Dyson bombed as the Rangers closer last season before landing on both feet in San Francisco. His results with the Giants weren't very inspiring despite recording 14 saves. A 4.03 ERA, 6.39 K/9, and 4.26 BB/9 qualified him as the worst closer in the league. His main redeeming quality is a 63 percent ground ball rate. He's also featured much better command in past seasons. A rebound is possible for the sinker specialist.

 

I'm not sure how the Giants convinced Tony Watson to sign a three-year, $7 million contract. He'll serve as an alternative backup closer to Dyson.
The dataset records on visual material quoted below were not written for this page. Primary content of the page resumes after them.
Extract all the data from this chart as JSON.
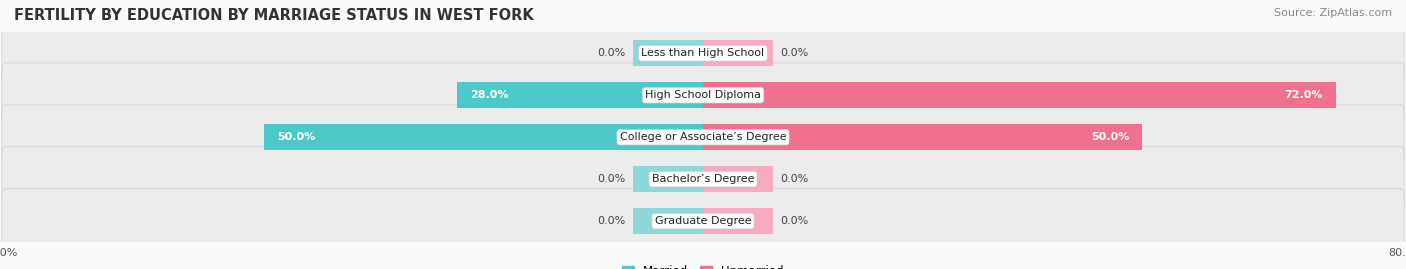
{
  "title": "FERTILITY BY EDUCATION BY MARRIAGE STATUS IN WEST FORK",
  "source": "Source: ZipAtlas.com",
  "categories": [
    "Less than High School",
    "High School Diploma",
    "College or Associate’s Degree",
    "Bachelor’s Degree",
    "Graduate Degree"
  ],
  "married_values": [
    0.0,
    28.0,
    50.0,
    0.0,
    0.0
  ],
  "unmarried_values": [
    0.0,
    72.0,
    50.0,
    0.0,
    0.0
  ],
  "married_color": "#4DC8C8",
  "unmarried_color": "#F07090",
  "married_stub_color": "#90D8D8",
  "unmarried_stub_color": "#F8AABF",
  "row_bg_color": "#EBEBEB",
  "background_color": "#FAFAFA",
  "xlim": 80.0,
  "stub_size": 8.0,
  "title_fontsize": 10.5,
  "label_fontsize": 8.0,
  "source_fontsize": 8.0,
  "legend_fontsize": 8.5,
  "bar_height": 0.62,
  "value_label_inside_threshold": 12.0
}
The southpaw lost his closer role with the Pirates – mostly because Felipe Rivero is a monster. Watson did take a few bad luck losses to open the door for Rivero. The Dodgers tinkered with Watson's pitch usage upon acquiring him at the trade deadline. It'll be interesting to see if he continues using his sinker at a 50 percent rate. He features four above average offerings – the sinker, a four seam fastball, a changeup, and a slider.

 

The rest of this bullpen ought to look pretty familiar to fantasy owners. Unless he recovers some of his lost velocity, we can probably officially give up on Strickland as more than a middle reliever. A lack of quality breaking ball limits his ceiling. He did improve his slider somewhat in 2017. It's not enough to make a difference. He may rack up a healthy total of holds.

 

Osich looks likely to be the lefty specialist. He struggled against both hands last season. Steven Okert is his main competition. Neither are fantasy relevant. Law and Gearrin could figure in the middle innings. Again, no need to worry about them for fantasy purposes. The same is true of Derek Holland. He could snipe a long relief role.